Wednesday, August 17, 2011

Persistence in Everything Brings Success


Valerie Steimle
 
A new movie hit the theaters last weekend called “The Help”.  The story centers around married women who hired help in their homes during the 1960’s in Mississippi . But that’s not what caught my attention about the story.  What was interesting about this story, which was a best selling book by the way, was that the author, Kathryn Stockett, persisted through 60 rejection notices until she found someone to publish her manuscript. She had labored over three years on this project and sent out 60 letters of inquiry for her book and it was letter number 61 that got her published into the literary world. I applaud her perseverance.
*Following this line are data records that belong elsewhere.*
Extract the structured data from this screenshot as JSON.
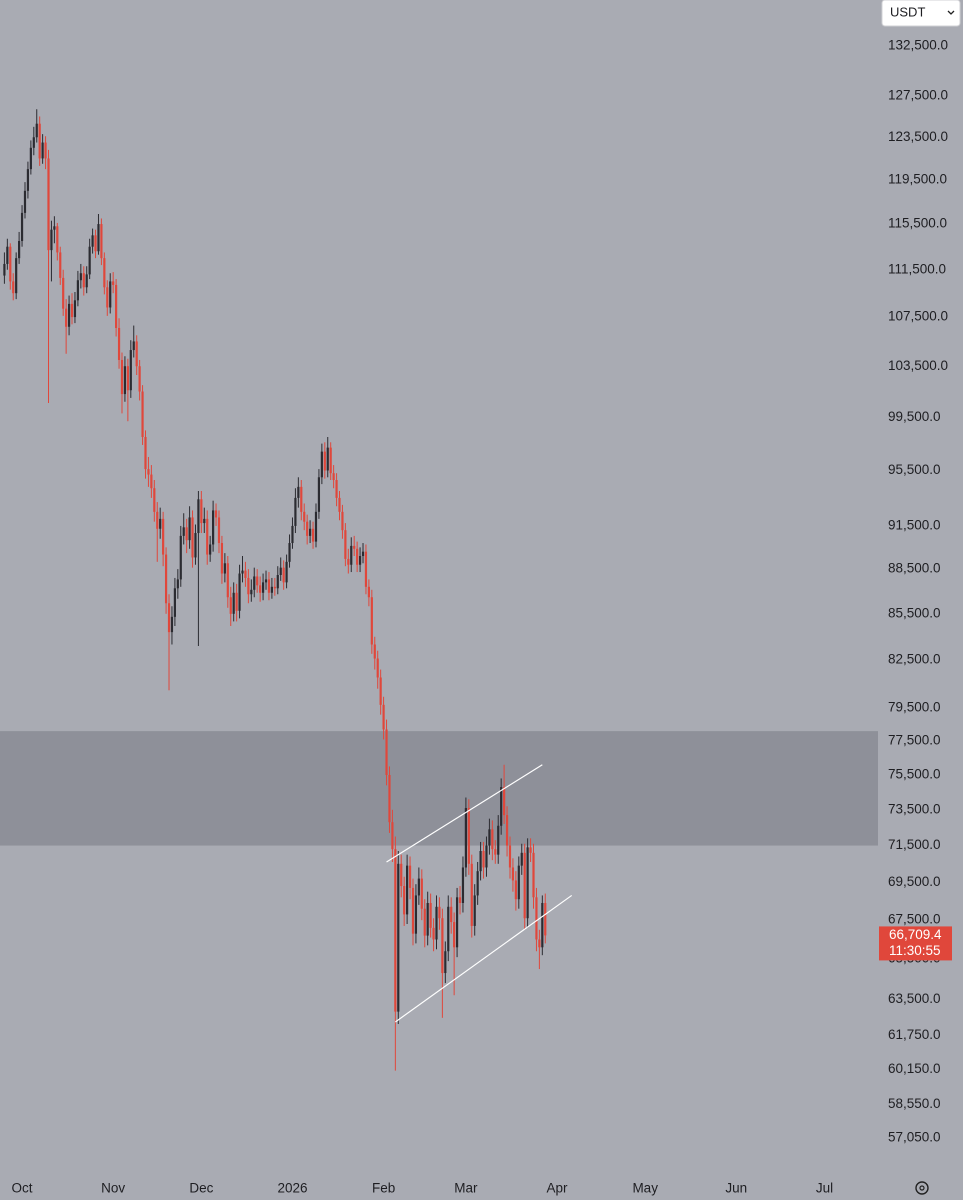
{
  "currency": "USDT",
  "chart_data": {
    "type": "candlestick",
    "log_scale": true,
    "up_color": "#2b2b31",
    "down_color": "#e0473b",
    "background": "#a9abb3",
    "xlim": [
      -1.5,
      297.2
    ],
    "xticks": [
      {
        "value": 6,
        "label": "Oct"
      },
      {
        "value": 37,
        "label": "Nov"
      },
      {
        "value": 67,
        "label": "Dec"
      },
      {
        "value": 98,
        "label": "2026"
      },
      {
        "value": 129,
        "label": "Feb"
      },
      {
        "value": 157,
        "label": "Mar"
      },
      {
        "value": 188,
        "label": "Apr"
      },
      {
        "value": 218,
        "label": "May"
      },
      {
        "value": 249,
        "label": "Jun"
      },
      {
        "value": 279,
        "label": "Jul"
      }
    ],
    "ylim": [
      55750,
      137300
    ],
    "yticks": [
      {
        "value": 132500,
        "label": "132,500.0"
      },
      {
        "value": 127500,
        "label": "127,500.0"
      },
      {
        "value": 123500,
        "label": "123,500.0"
      },
      {
        "value": 119500,
        "label": "119,500.0"
      },
      {
        "value": 115500,
        "label": "115,500.0"
      },
      {
        "value": 111500,
        "label": "111,500.0"
      },
      {
        "value": 107500,
        "label": "107,500.0"
      },
      {
        "value": 103500,
        "label": "103,500.0"
      },
      {
        "value": 99500,
        "label": "99,500.0"
      },
      {
        "value": 95500,
        "label": "95,500.0"
      },
      {
        "value": 91500,
        "label": "91,500.0"
      },
      {
        "value": 88500,
        "label": "88,500.0"
      },
      {
        "value": 85500,
        "label": "85,500.0"
      },
      {
        "value": 82500,
        "label": "82,500.0"
      },
      {
        "value": 79500,
        "label": "79,500.0"
      },
      {
        "value": 77500,
        "label": "77,500.0"
      },
      {
        "value": 75500,
        "label": "75,500.0"
      },
      {
        "value": 73500,
        "label": "73,500.0"
      },
      {
        "value": 71500,
        "label": "71,500.0"
      },
      {
        "value": 69500,
        "label": "69,500.0"
      },
      {
        "value": 67500,
        "label": "67,500.0"
      },
      {
        "value": 65500,
        "label": "65,500.0"
      },
      {
        "value": 63500,
        "label": "63,500.0"
      },
      {
        "value": 61750,
        "label": "61,750.0"
      },
      {
        "value": 60150,
        "label": "60,150.0"
      },
      {
        "value": 58550,
        "label": "58,550.0"
      },
      {
        "value": 57050,
        "label": "57,050.0"
      }
    ],
    "zone": {
      "range": [
        71500,
        78100
      ],
      "color": "#8e9099"
    },
    "trendlines": [
      {
        "color": "#ffffff",
        "points": [
          [
            130,
            70600
          ],
          [
            183,
            76100
          ]
        ]
      },
      {
        "color": "#ffffff",
        "points": [
          [
            133,
            62400
          ],
          [
            193,
            68800
          ]
        ]
      }
    ],
    "last_price": {
      "value": 66709.4,
      "label": "66,709.4",
      "color": "#e0473b"
    },
    "countdown": "11:30:55",
    "ohlc": [
      [
        111000,
        113000,
        110300,
        112000
      ],
      [
        112000,
        114200,
        111500,
        113500
      ],
      [
        113500,
        113800,
        109800,
        110500
      ],
      [
        110500,
        111200,
        108900,
        109500
      ],
      [
        109500,
        113000,
        109000,
        112500
      ],
      [
        112500,
        114800,
        112000,
        114000
      ],
      [
        114000,
        117200,
        113500,
        116500
      ],
      [
        116500,
        119300,
        116000,
        118500
      ],
      [
        118500,
        121200,
        117800,
        120500
      ],
      [
        120500,
        123200,
        120000,
        122500
      ],
      [
        122500,
        124500,
        121800,
        123500
      ],
      [
        123500,
        126200,
        123000,
        124800
      ],
      [
        124800,
        125500,
        120800,
        121500
      ],
      [
        121500,
        123800,
        121000,
        123000
      ],
      [
        123000,
        123600,
        120500,
        121500
      ],
      [
        121500,
        122300,
        100600,
        113200
      ],
      [
        113200,
        115800,
        110500,
        115000
      ],
      [
        115000,
        116200,
        113800,
        115300
      ],
      [
        115300,
        115600,
        112300,
        113000
      ],
      [
        113000,
        113500,
        110200,
        110800
      ],
      [
        110800,
        111500,
        107600,
        108200
      ],
      [
        108200,
        109000,
        104500,
        106700
      ],
      [
        106700,
        109300,
        106000,
        108600
      ],
      [
        108600,
        109500,
        106900,
        107500
      ],
      [
        107500,
        109600,
        107000,
        108900
      ],
      [
        108900,
        111400,
        108400,
        110600
      ],
      [
        110600,
        112000,
        109900,
        111200
      ],
      [
        111200,
        111800,
        109300,
        110000
      ],
      [
        110000,
        111800,
        109500,
        111100
      ],
      [
        111100,
        114200,
        110700,
        113500
      ],
      [
        113500,
        115100,
        112900,
        114500
      ],
      [
        114500,
        115000,
        112500,
        113100
      ],
      [
        113100,
        116400,
        112800,
        115500
      ],
      [
        115500,
        116000,
        111900,
        112500
      ],
      [
        112500,
        113000,
        109400,
        110000
      ],
      [
        110000,
        110600,
        107600,
        108300
      ],
      [
        108300,
        111200,
        107800,
        110500
      ],
      [
        110500,
        111300,
        109500,
        110200
      ],
      [
        110200,
        110700,
        105900,
        106600
      ],
      [
        106600,
        107400,
        103300,
        104000
      ],
      [
        104000,
        104600,
        99800,
        101300
      ],
      [
        101300,
        104300,
        100700,
        103500
      ],
      [
        103500,
        104100,
        99200,
        101600
      ],
      [
        101600,
        105600,
        101000,
        104800
      ],
      [
        104800,
        106800,
        104200,
        105500
      ],
      [
        105500,
        106000,
        102800,
        103500
      ],
      [
        103500,
        104000,
        100800,
        101500
      ],
      [
        101500,
        102000,
        97400,
        98000
      ],
      [
        98000,
        98500,
        94900,
        95600
      ],
      [
        95600,
        96500,
        94300,
        95200
      ],
      [
        95200,
        95900,
        93500,
        94200
      ],
      [
        94200,
        94800,
        91800,
        92500
      ],
      [
        92500,
        93200,
        89000,
        91300
      ],
      [
        91300,
        92800,
        90600,
        92000
      ],
      [
        92000,
        92500,
        88700,
        89500
      ],
      [
        89500,
        90000,
        85500,
        86200
      ],
      [
        86200,
        86800,
        80600,
        84300
      ],
      [
        84300,
        86000,
        83500,
        85300
      ],
      [
        85300,
        87900,
        84700,
        87200
      ],
      [
        87200,
        88500,
        86500,
        87800
      ],
      [
        87800,
        91500,
        87300,
        90800
      ],
      [
        90800,
        92400,
        90200,
        91400
      ],
      [
        91400,
        92000,
        89600,
        90500
      ],
      [
        90500,
        92900,
        89900,
        92100
      ],
      [
        92100,
        92600,
        88600,
        89300
      ],
      [
        89300,
        91600,
        88800,
        91000
      ],
      [
        91000,
        94000,
        83400,
        93400
      ],
      [
        93400,
        94000,
        91000,
        91700
      ],
      [
        91700,
        92800,
        91000,
        92000
      ],
      [
        92000,
        92600,
        88800,
        89500
      ],
      [
        89500,
        90800,
        89000,
        90200
      ],
      [
        90200,
        93300,
        89700,
        92600
      ],
      [
        92600,
        93100,
        91500,
        92100
      ],
      [
        92100,
        92600,
        89600,
        90300
      ],
      [
        90300,
        90800,
        87500,
        88200
      ],
      [
        88200,
        89600,
        87600,
        88900
      ],
      [
        88900,
        89400,
        85900,
        86600
      ],
      [
        86600,
        87300,
        84700,
        85500
      ],
      [
        85500,
        87600,
        85000,
        86900
      ],
      [
        86900,
        87500,
        85000,
        85700
      ],
      [
        85700,
        88800,
        85200,
        88200
      ],
      [
        88200,
        89400,
        87600,
        88400
      ],
      [
        88400,
        89000,
        87300,
        87900
      ],
      [
        87900,
        88500,
        86200,
        86800
      ],
      [
        86800,
        87800,
        86300,
        87100
      ],
      [
        87100,
        88600,
        86600,
        88000
      ],
      [
        88000,
        88500,
        86900,
        87400
      ],
      [
        87400,
        88000,
        86300,
        86900
      ],
      [
        86900,
        88200,
        86400,
        87600
      ],
      [
        87600,
        88400,
        87100,
        87800
      ],
      [
        87800,
        88300,
        86400,
        86900
      ],
      [
        86900,
        87900,
        86500,
        87300
      ],
      [
        87300,
        87900,
        86700,
        87200
      ],
      [
        87200,
        88700,
        86800,
        88100
      ],
      [
        88100,
        89300,
        87700,
        88600
      ],
      [
        88600,
        89100,
        87100,
        87600
      ],
      [
        87600,
        89500,
        87200,
        89000
      ],
      [
        89000,
        90900,
        88600,
        90300
      ],
      [
        90300,
        92100,
        89900,
        91500
      ],
      [
        91500,
        94200,
        91000,
        93500
      ],
      [
        93500,
        95000,
        92800,
        94300
      ],
      [
        94300,
        94800,
        91900,
        92500
      ],
      [
        92500,
        93100,
        91200,
        91800
      ],
      [
        91800,
        92300,
        90200,
        90800
      ],
      [
        90800,
        91900,
        90300,
        91300
      ],
      [
        91300,
        91800,
        89900,
        90400
      ],
      [
        90400,
        93100,
        90000,
        92500
      ],
      [
        92500,
        95600,
        92000,
        95000
      ],
      [
        95000,
        97500,
        94500,
        96900
      ],
      [
        96900,
        97600,
        94900,
        95500
      ],
      [
        95500,
        98000,
        95000,
        97200
      ],
      [
        97200,
        97600,
        94800,
        95300
      ],
      [
        95300,
        95900,
        94200,
        94800
      ],
      [
        94800,
        95300,
        92900,
        93500
      ],
      [
        93500,
        94000,
        91900,
        92500
      ],
      [
        92500,
        93000,
        90600,
        91200
      ],
      [
        91200,
        91700,
        88700,
        89200
      ],
      [
        89200,
        89900,
        88200,
        88800
      ],
      [
        88800,
        90700,
        88300,
        90100
      ],
      [
        90100,
        90800,
        89400,
        89900
      ],
      [
        89900,
        90400,
        88300,
        88800
      ],
      [
        88800,
        90000,
        88300,
        89400
      ],
      [
        89400,
        90300,
        88900,
        89700
      ],
      [
        89700,
        90200,
        86800,
        87300
      ],
      [
        87300,
        87800,
        86000,
        86600
      ],
      [
        86600,
        87100,
        82900,
        83500
      ],
      [
        83500,
        84000,
        81900,
        82600
      ],
      [
        82600,
        83100,
        80700,
        81400
      ],
      [
        81400,
        81900,
        79100,
        79700
      ],
      [
        79700,
        80200,
        77600,
        78200
      ],
      [
        78200,
        78800,
        74900,
        75500
      ],
      [
        75500,
        76000,
        72200,
        72800
      ],
      [
        72800,
        73500,
        70600,
        71300
      ],
      [
        71300,
        72000,
        60100,
        62900
      ],
      [
        62900,
        71200,
        62300,
        70500
      ],
      [
        70500,
        71000,
        68700,
        69300
      ],
      [
        69300,
        69800,
        67200,
        67800
      ],
      [
        67800,
        71000,
        67300,
        70400
      ],
      [
        70400,
        70900,
        68600,
        69200
      ],
      [
        69200,
        69700,
        66200,
        66800
      ],
      [
        66800,
        69400,
        66300,
        68800
      ],
      [
        68800,
        70300,
        68300,
        69700
      ],
      [
        69700,
        70200,
        67500,
        68100
      ],
      [
        68100,
        68600,
        66100,
        66700
      ],
      [
        66700,
        69000,
        66200,
        68400
      ],
      [
        68400,
        68900,
        66600,
        67100
      ],
      [
        67100,
        67600,
        65900,
        66500
      ],
      [
        66500,
        68800,
        66000,
        68200
      ],
      [
        68200,
        68700,
        67000,
        67600
      ],
      [
        67600,
        68100,
        62600,
        64800
      ],
      [
        64800,
        66400,
        64300,
        65900
      ],
      [
        65900,
        68800,
        65400,
        68200
      ],
      [
        68200,
        68700,
        66800,
        67400
      ],
      [
        67400,
        67900,
        63700,
        66100
      ],
      [
        66100,
        69200,
        65600,
        68700
      ],
      [
        68700,
        69300,
        67800,
        68400
      ],
      [
        68400,
        70900,
        67900,
        70300
      ],
      [
        70300,
        74200,
        69800,
        73600
      ],
      [
        73600,
        74100,
        69900,
        70500
      ],
      [
        70500,
        71000,
        66600,
        67200
      ],
      [
        67200,
        69400,
        66700,
        68800
      ],
      [
        68800,
        70600,
        68300,
        70100
      ],
      [
        70100,
        71700,
        69600,
        71200
      ],
      [
        71200,
        71700,
        69700,
        70300
      ],
      [
        70300,
        72000,
        69800,
        71500
      ],
      [
        71500,
        73000,
        71000,
        72400
      ],
      [
        72400,
        72900,
        70700,
        71300
      ],
      [
        71300,
        71800,
        70500,
        71000
      ],
      [
        71000,
        73200,
        70500,
        72600
      ],
      [
        72600,
        75300,
        72100,
        74800
      ],
      [
        74800,
        76100,
        72700,
        73200
      ],
      [
        73200,
        73700,
        70900,
        71500
      ],
      [
        71500,
        72000,
        69700,
        70300
      ],
      [
        70300,
        70800,
        69000,
        69600
      ],
      [
        69600,
        70100,
        68000,
        68600
      ],
      [
        68600,
        70900,
        68100,
        70400
      ],
      [
        70400,
        71600,
        69900,
        71100
      ],
      [
        71100,
        71600,
        67000,
        67600
      ],
      [
        67600,
        71900,
        67100,
        71400
      ],
      [
        71400,
        71900,
        70600,
        71100
      ],
      [
        71100,
        71600,
        68100,
        68700
      ],
      [
        68700,
        69200,
        65900,
        66500
      ],
      [
        66500,
        67000,
        65000,
        66100
      ],
      [
        66100,
        68800,
        65700,
        68400
      ],
      [
        68400,
        68900,
        66300,
        66709.4
      ]
    ]
  }
}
Sheer persistence is difficult to find these days.
 
Endeavoring to do anything worth wile and succeed takes sheer persistence.  Public school starts this week for both Mobile and Baldwin County and our youth need to learn that success in learning takes this kind of fortitude.  It is not always easy to remember everything for a test or be successful in a sport or learn to play a musical instrument successfully but persistently trying over and over again will get results.
 
As in life itself, if we want to be successful at whatever we pursue, it takes practice.  I don’t think the rising generation has understood what it takes to conquer a skill.  With all that is at our fingertips in modern times, persistence is soon forgotten as one of life’s greatest lessons.  I forget that lesson myself sometimes until I have to push to finish a task. Nothing really comes that easy.
 
My daughter was watching the movie Chitty Chitty Bang Bang the other day and one of the songs that isn’t played much from that whole musical score is called The Roses of Success.  The grandpa in the story is kidnapped mistakenly by the King of Bulgaria thinking he was the inventor of this famous car.  When he is thrown into the dungeon of the castle with the other inventors, they sing a song about how with every mistake made in creating something, you come a little closer to success.  From the ashes of disaster, come the roses of success. 
 
I need to play that song sublimely every night before I go to bed so I will remember when I wake up. From the ashes of disaster come the roses of success. It is difficult sometimes to be self motivated but with persistence, success will finally come. So to all those teachers and students starting out a new year of learning, persistence is the key to success. Don’t give up so easily at learning when you don’t get it the first, second or even the third time.  Remember Katherine Stockett took 60 times to get it right.